Through coordinated research efforts more than 430 wheat varieties suited to different agro-ecological conditions and growing situations have been released so far. These genotypes were very successful in increasing the wheat production from a mere 12.5 million tons in 1964 to 93.5 million tons during 2015-16. Development of such genotypes also resulted in intensive cropping and created additional need for fertilizer and water. It is now realized that sustaining the productivity of the Indo-Gangetic plain is essential to provide food security to the population of India, which by the year 2050 A.D. will be about 1.50 billion. The projected demand for wheat by the year 2050 A.D. will be about 140 million tons and to achieve this, new technological advances are to be made. In the area of crop improvement emphasis would be to develop new genotypes that are responsive to high input management and capable of yielding beyond 7t/ha and average productivity of 4.60 t/ha at country level. At the same time, the new genotypes must be nutrient and water use efficient. With holding the strong base of rust resistance, emphasis will be to develop short duration genotypes resistant to leaf blight especially for eastern India.
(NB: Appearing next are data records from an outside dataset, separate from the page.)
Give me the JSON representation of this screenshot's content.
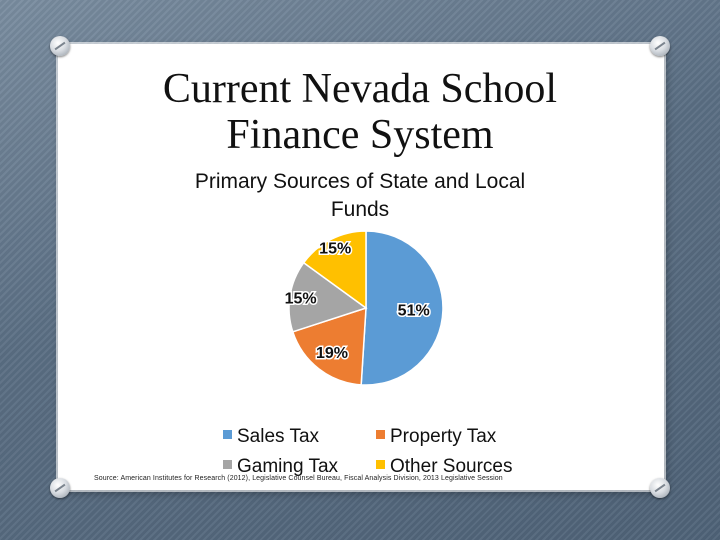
{
  "slide": {
    "title_line1": "Current Nevada School",
    "title_line2": "Finance System",
    "subtitle_line1": "Primary Sources of State and Local",
    "subtitle_line2": "Funds",
    "source_note": "Source: American Institutes for Research (2012), Legislative Counsel Bureau, Fiscal Analysis Division, 2013 Legislative Session"
  },
  "chart_data": {
    "type": "pie",
    "title": "",
    "legend_position": "bottom",
    "slices": [
      {
        "name": "Sales Tax",
        "value": 51,
        "label": "51%",
        "color": "#5b9bd5"
      },
      {
        "name": "Property Tax",
        "value": 19,
        "label": "19%",
        "color": "#ed7d31"
      },
      {
        "name": "Gaming Tax",
        "value": 15,
        "label": "15%",
        "color": "#a5a5a5"
      },
      {
        "name": "Other Sources",
        "value": 15,
        "label": "15%",
        "color": "#ffc000"
      }
    ]
  }
}
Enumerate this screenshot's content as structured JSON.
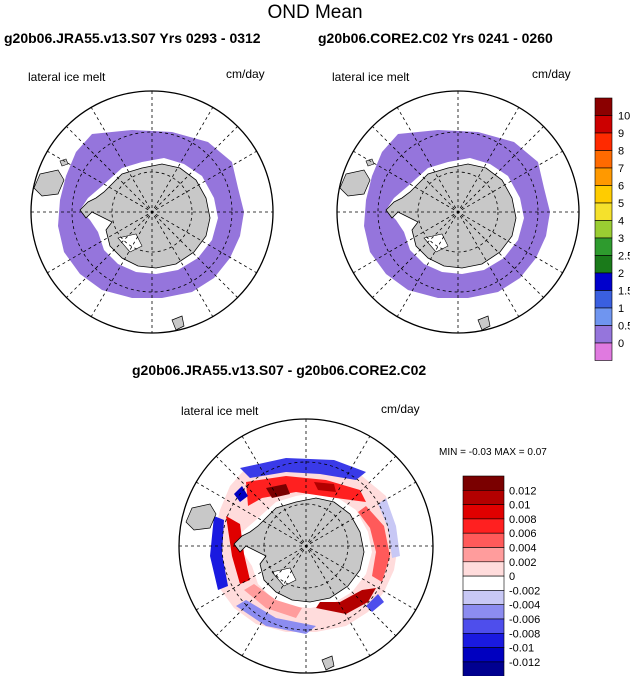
{
  "page_title": "OND Mean",
  "panels": [
    {
      "title": "g20b06.JRA55.v13.S07  Yrs 0293 - 0312",
      "left_label": "lateral ice melt",
      "right_label": "cm/day"
    },
    {
      "title": "g20b06.CORE2.C02  Yrs 0241 - 0260",
      "left_label": "lateral ice melt",
      "right_label": "cm/day"
    },
    {
      "title": "g20b06.JRA55.v13.S07 - g20b06.CORE2.C02",
      "left_label": "lateral ice melt",
      "right_label": "cm/day",
      "stats_min_label": "MIN =",
      "stats_min": "-0.03",
      "stats_max_label": "MAX =",
      "stats_max": "0.07"
    }
  ],
  "colorbars": {
    "mean": {
      "labels": [
        "10",
        "9",
        "8",
        "7",
        "6",
        "5",
        "4",
        "3",
        "2.5",
        "2",
        "1.5",
        "1",
        "0.5",
        "0"
      ],
      "colors": [
        "#8b0000",
        "#cc0000",
        "#ff2a00",
        "#ff6a00",
        "#ff9900",
        "#ffcc00",
        "#f5e12c",
        "#9acd32",
        "#2e9b2e",
        "#1a7a1a",
        "#0000cc",
        "#3a5fe0",
        "#6f95f0",
        "#9575dc",
        "#e07ae0"
      ]
    },
    "diff": {
      "labels": [
        "0.012",
        "0.01",
        "0.008",
        "0.006",
        "0.004",
        "0.002",
        "0",
        "-0.002",
        "-0.004",
        "-0.006",
        "-0.008",
        "-0.01",
        "-0.012"
      ],
      "colors": [
        "#7a0000",
        "#b30000",
        "#e00000",
        "#ff2020",
        "#ff5a5a",
        "#ff9c9c",
        "#ffdcdc",
        "#ffffff",
        "#c8c8f5",
        "#8c8cf0",
        "#4e4eec",
        "#1a1ae0",
        "#0000c0",
        "#000090"
      ]
    }
  },
  "chart_data": [
    {
      "type": "heatmap",
      "title": "g20b06.JRA55.v13.S07  Yrs 0293 - 0312",
      "variable": "lateral ice melt",
      "units": "cm/day",
      "projection": "south polar stereographic",
      "levels": [
        0,
        0.5,
        1,
        1.5,
        2,
        2.5,
        3,
        4,
        5,
        6,
        7,
        8,
        9,
        10
      ],
      "dominant_range": [
        0,
        0.5
      ]
    },
    {
      "type": "heatmap",
      "title": "g20b06.CORE2.C02  Yrs 0241 - 0260",
      "variable": "lateral ice melt",
      "units": "cm/day",
      "projection": "south polar stereographic",
      "levels": [
        0,
        0.5,
        1,
        1.5,
        2,
        2.5,
        3,
        4,
        5,
        6,
        7,
        8,
        9,
        10
      ],
      "dominant_range": [
        0,
        0.5
      ]
    },
    {
      "type": "heatmap",
      "title": "g20b06.JRA55.v13.S07 - g20b06.CORE2.C02",
      "variable": "lateral ice melt",
      "units": "cm/day",
      "projection": "south polar stereographic",
      "min": -0.03,
      "max": 0.07,
      "levels": [
        -0.012,
        -0.01,
        -0.008,
        -0.006,
        -0.004,
        -0.002,
        0,
        0.002,
        0.004,
        0.006,
        0.008,
        0.01,
        0.012
      ]
    }
  ]
}
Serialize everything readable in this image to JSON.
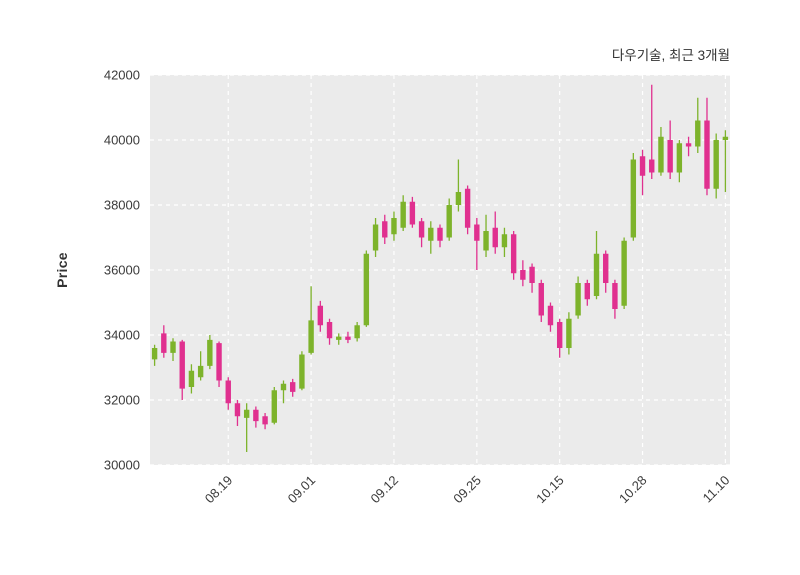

Innovative approaches to produce hybrid wheat that will have at least one ton yield advantage over the commercial varieties will draw attention. We should highlight the importance of heat tolerance, drought resistance, salt tolerance & water logging. Emphasis would be given on biofortification with enhanced bioavailability of micronutrinets such as Fe and Zn. The potential of developing transgenic to break the yield barrier will become a reality and might be accomplished during the first half of this century.